Can I take the modules in any order?
You must pass Module 1 before you take Module 3 and you must pass Module 2 before you take Module 4.
However, if you are not going to be driving for a living, you will only need to pass Modules 1 & 3. If later you change your mind and want to drive for a living you will need to pass Modules 2 & 4.
How will I prove I hold Driver CPC?
After you have passed all 4 modules, you will be sent a Driver Qualification Card (DQC) which is issued without charge. See example above.
Your DQC is sent to the address on your driving licence. So keep your details up to date with DVLA. You must carry your DQC whilst driving and there will be penalties if you are found to be driving professionally without one. If your DQC has been lost, stolen or damaged click here to find out what you must do [Report it to the DSA within 7 days and apply for a replacement card. There will be a fee to replace and issue new cards. To report your DQC card lost, stolen or damaged contact: Email firstname.lastname@example.org (putting ‘DQC Enquiry’ in the subject field) or telephone 0300 200 1122. Once you have reported it, you will be able to drive for up to 15 days without a card while a replacement is sent to you. NB: if your card has been lost or stolen you must inform your employer.]
Once I've passed my initial qualification, is that it?
No. Your Initial Driver CPC lasts for five years. To renew your Driver Qualification Card you will need to complete 35 hours of periodic training every five years, before the expiry date to continue to drive professionally.

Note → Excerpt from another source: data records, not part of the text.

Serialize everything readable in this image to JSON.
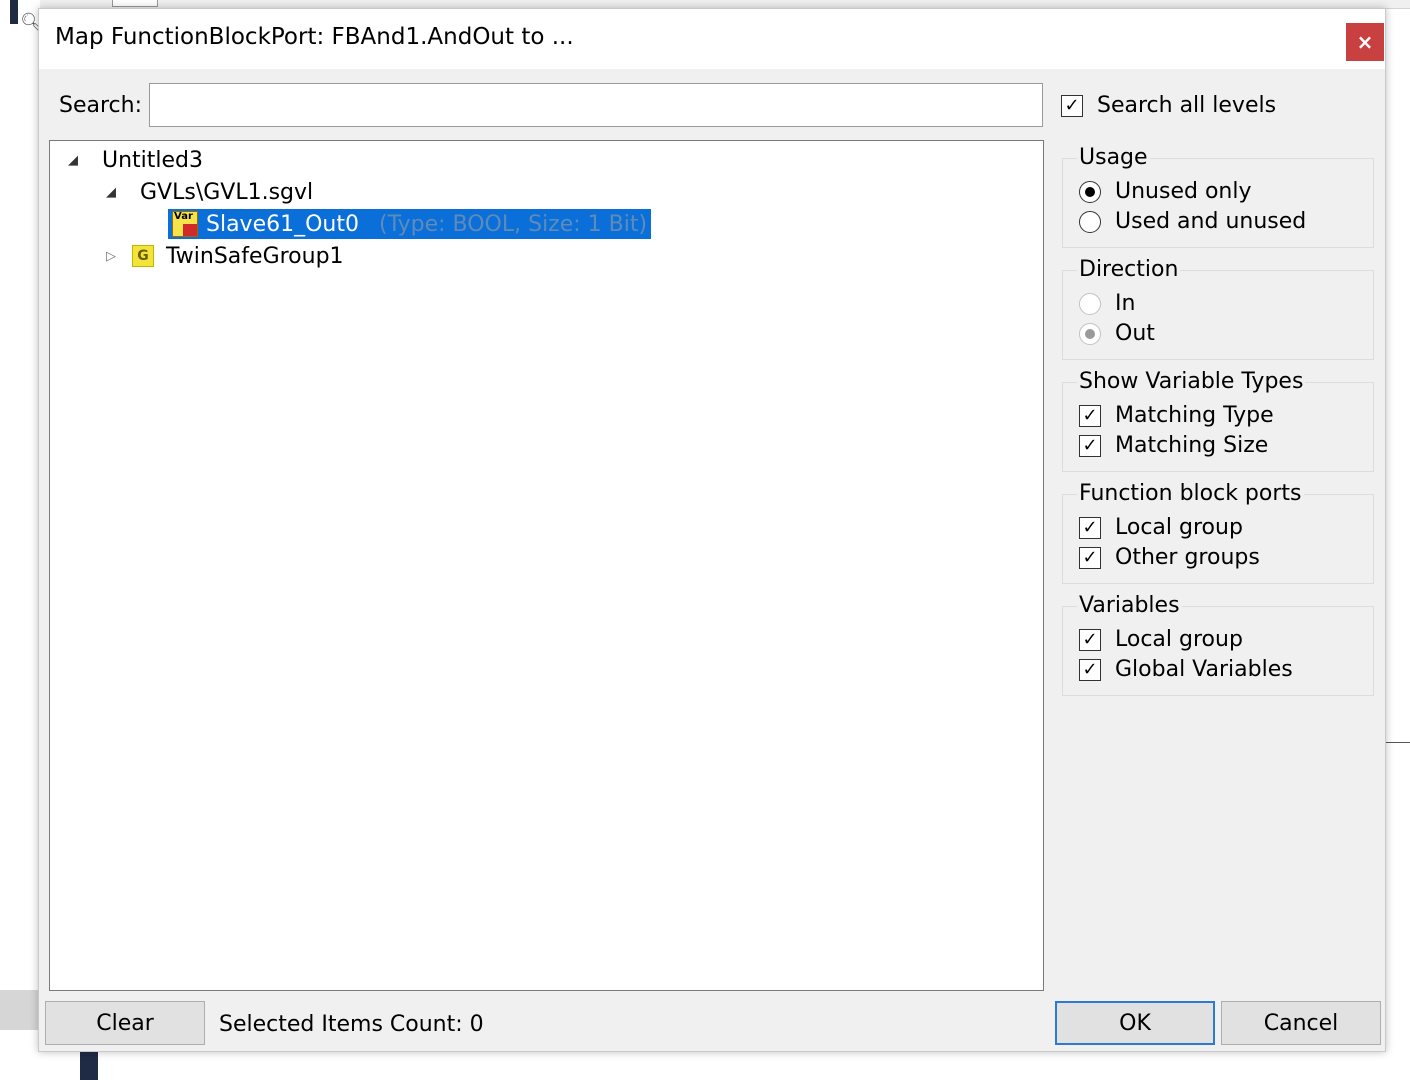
{
  "dialog": {
    "title": "Map FunctionBlockPort: FBAnd1.AndOut to ...",
    "close_symbol": "×"
  },
  "search": {
    "label": "Search:",
    "value": "",
    "search_all_levels": {
      "label": "Search all levels",
      "checked": true
    }
  },
  "tree": {
    "root": {
      "label": "Untitled3",
      "expanded": true
    },
    "gvl": {
      "label": "GVLs\\GVL1.sgvl",
      "expanded": true
    },
    "variable": {
      "label": "Slave61_Out0",
      "detail": "(Type: BOOL, Size: 1 Bit)",
      "icon_tag": "Var",
      "selected": true
    },
    "group": {
      "label": "TwinSafeGroup1",
      "icon_letter": "G",
      "expanded": false
    }
  },
  "usage": {
    "title": "Usage",
    "options": [
      {
        "label": "Unused only",
        "selected": true
      },
      {
        "label": "Used and unused",
        "selected": false
      }
    ]
  },
  "direction": {
    "title": "Direction",
    "options": [
      {
        "label": "In",
        "selected": false,
        "enabled": false
      },
      {
        "label": "Out",
        "selected": true,
        "enabled": false
      }
    ]
  },
  "show_variable_types": {
    "title": "Show Variable Types",
    "options": [
      {
        "label": "Matching Type",
        "checked": true
      },
      {
        "label": "Matching Size",
        "checked": true
      }
    ]
  },
  "function_block_ports": {
    "title": "Function block ports",
    "options": [
      {
        "label": "Local group",
        "checked": true
      },
      {
        "label": "Other groups",
        "checked": true
      }
    ]
  },
  "variables": {
    "title": "Variables",
    "options": [
      {
        "label": "Local group",
        "checked": true
      },
      {
        "label": "Global Variables",
        "checked": true
      }
    ]
  },
  "footer": {
    "clear_label": "Clear",
    "selected_count_text": "Selected Items Count: 0",
    "ok_label": "OK",
    "cancel_label": "Cancel"
  },
  "colors": {
    "selection": "#0a6fd8",
    "close_button": "#c8403f",
    "default_button_border": "#2e7ad1"
  }
}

Wallace School of Transport is an accredited provider of Periodic Training and we offer discount rates to our existing customers.
However, if you are gaining a LGV C1 licence to become an ambulance technician or paramedic, once you have completed your blue light training you won't need to undertake Driver CPC Periodic Training or gain a DQC (unless you decide to take up C1 driving as a vocation).
Are there any special concessions or exemptions?
There are exemptions from the Driver CPC for drivers of vehicles:
- used for the non-commercial carriage of passengers or goods, for personal use
- undergoing road tests for technical development, repair or maintenance purposes, or new or rebuilt vehicles not yet put into service
- used in the course of driving lessons for any person wishing to obtain a driving licence or Driver CPC
- carrying material or equipment to be used by the driver in the course of his or her work, provided that driving the vehicle does not constitute the driver’s principal activity
- with a maximum authorised speed not exceeding 45km/h
- used by, or under the control of, the armed forces, civil defence, the fire service, and forces responsible for maintaining public order, which includes ambulance technicians and paramedics after they have completed their blue light training
- used in states of emergency or assigned to rescue missions.